不器用なドリーマー 4

「あったか?」
「うぅ〜ん・・・・・・」
 智一の質問にも祐大からは芳しい答えは戻ってこない。
 しかし、先程から無言でアルバムを捲る祐大は、普段からは想像できないほどの集中を見せていた。
 グランドでボールを追いかける時に見せる集中力と執着心にはいつも脱帽するものがあるが、今日の集中力もそれに勝るとも劣らない。
 今くらいの集中力で勉強をすれば、いつもギリギリの成績ももうちょっとまともなものになるんじゃないかと、智一はそんなことを考える。
 まぁ、無理だろうが―――
 そんな結論もすでに智一の中では出てはいるのだが。
「お前の兄ちゃんさ・・・・・・」
「ん?」
「いや、あんまり皆と和気藹々って感じの写真・・・・・・ないのな」
 アルバムを捲っていて気が付いたこと。それは友達が楽しそうにしているものや、人物がアップで写っているような普通の写真が極端に少ないのだ。
 アルバムに収まっている物は、ほとんどが景色を写したものか、クラス単位で撮るような集合写真ばかりだった。
「あぁ・・・・・・まぁ、兄貴はあんまり人と馴合わないってっか・・・・・・」 
「ってか?」
「人見知りが激しくて、どちらかと云うと何時も一人で行動する、そんなタイプなんだよ・・・・・・」
「そっか・・・・・・」
 言葉を濁らす智一の云いように、祐大は曖昧なうなずきを返す。
 確かに自分のクラスメイトにもどちらかと云えばそう云うタイプに分類される人間はいる―――しかし、それが智一の兄貴となるとなんとも納得できない思いだった。
 智一と云えば、スポーツ万能で成績優秀、そしてサッカー部の部長を勤めるほどの信頼を得ている人物だ。
 自分の猪突猛進な部分を、それこそ穏便に抑えられるのもこいつだけだと、そう思っている。
 そんな智一の兄貴が、智一と似つかないどころか正反対な印象を持っているなどとは、祐大には想像が難しいことだった。
「まぁ、ちょっと誤解されやすいタイプなんだ、慧ちゃんは・・・・・・」
「慧ちゃん?」
「あ・・・あぁ、兄貴のこと。たまに昔の、出ちゃうんだ・・・・・・」
「吉藤、お前、まさかお袋さんのこと『ママ』とか呼んでねーだろうな・・・・・・」
「あぁ?」
 心底嫌そうな顔で問いかけてくる祐大に対して、智一はそれを越える不機嫌な顔で返す。

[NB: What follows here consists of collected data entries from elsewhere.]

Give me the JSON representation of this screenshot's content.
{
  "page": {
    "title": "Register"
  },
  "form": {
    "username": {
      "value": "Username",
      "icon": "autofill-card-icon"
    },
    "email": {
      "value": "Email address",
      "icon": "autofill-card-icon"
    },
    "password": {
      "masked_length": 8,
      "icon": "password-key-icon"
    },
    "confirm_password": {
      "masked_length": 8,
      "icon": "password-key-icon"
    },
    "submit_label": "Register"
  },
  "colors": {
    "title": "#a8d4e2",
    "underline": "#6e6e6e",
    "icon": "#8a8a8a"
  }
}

「兄ちゃんは『ちゃん』付け、お袋さんは『ママ』とか云ったら、お前のイメージガタ崩れだぞ・・・・・・」
「お前が家で『お母さん』とか云ってる方が笑えるぞ。外では『お袋さん』とか云ってるくせに」
 仕返しとばかりに返す智一のその言葉に、祐大も焦ったように弁解する。
「し、仕方ないだろっ?昔からそうだったんだから、今更急には変わらねーんだよ」
「だろ?うちもそうだ。兄貴はやっぱり俺の中では何時まで経っても『慧ちゃん』なんだよ」
「・・・・・・」
 開き直ったような智一の言葉に、さすがに祐大も頷くしかなかった。
 この年代の微妙な感覚は、それこそ祐大自身も感じていることだった。大人への第一歩―――ではないが、今まで当たり前だったことを素直に当たり前と云えない、口にすることで『子供』のカテゴリーから抜けられない、そんな中途半端な不甲斐なさに襲われるのだ。
 まだ『ママ』とか云ってんの?だっせーなぁ―――そんな風に云われ出したのは何時くらいからだろうか。
 あいつまだ『ママ』とか云ってるらしいぜ、ガキだよなぁ。 
 そんな風に問いかけられれば「だよなぁ」なんて肯定の言葉しか返すことができなくて、結果自分の家のことをまったく話題にしなくなっていったような気がする。
 間違えて子供のレッテルを貼られるような言葉を口にしてしまうくらいならば、最初から話題にしなければいいのだと―――そんな逃げを打っていたのだと、今ふとそう思った。
 智一の家庭のことを知らないのも、智一が自分の家庭のことを知らないのも、そんなくだらない見栄の結果だったりしたのかもしれないと、そんな考えに祐大は襲われた。
 ある意味大人になったのかな・・・・・・
 と、そうも思う。
 が―――
「慧ちゃんね、まぁ、いいんじゃない。でもお前の兄ちゃんじゃ『ちゃん』付けするような可愛さなんかのぞまねぇけど」
「ばぁか、慧ちゃんはな、まじで可愛いぞ。俺から想像できないくらい可愛いんだからなっ」
 そう中学3年生にしてすでに175センチを超える身長の持主は、拳に力を込めて力説した。
「でもお前の兄ちゃんだろ?」
「慧ちゃんは母親似なんだよ」
 俺は父親似だと、そう続ける智一に言葉に、まぁそれならばあり得るかもと祐大も納得する。とは云えども、自分の兄弟を可愛いなどと形容するするのはどうかとも思う。
 しかも2つも年上の男に対して、である。
 そんなことを思いつつも、祐大の手は器用にアルバムをめくって行く。そして、その上を真剣に動いていた祐大の視線がふと止まった。
「あっ・・・・・・」
 言葉が出たことすら自分ではよくわからなっかった。
「どうした?見つかったか?」
 ただ、問いかけられたその言葉に素直に頷くことができた、
 間違いない―――
 俺の探している人はこの人だ、と。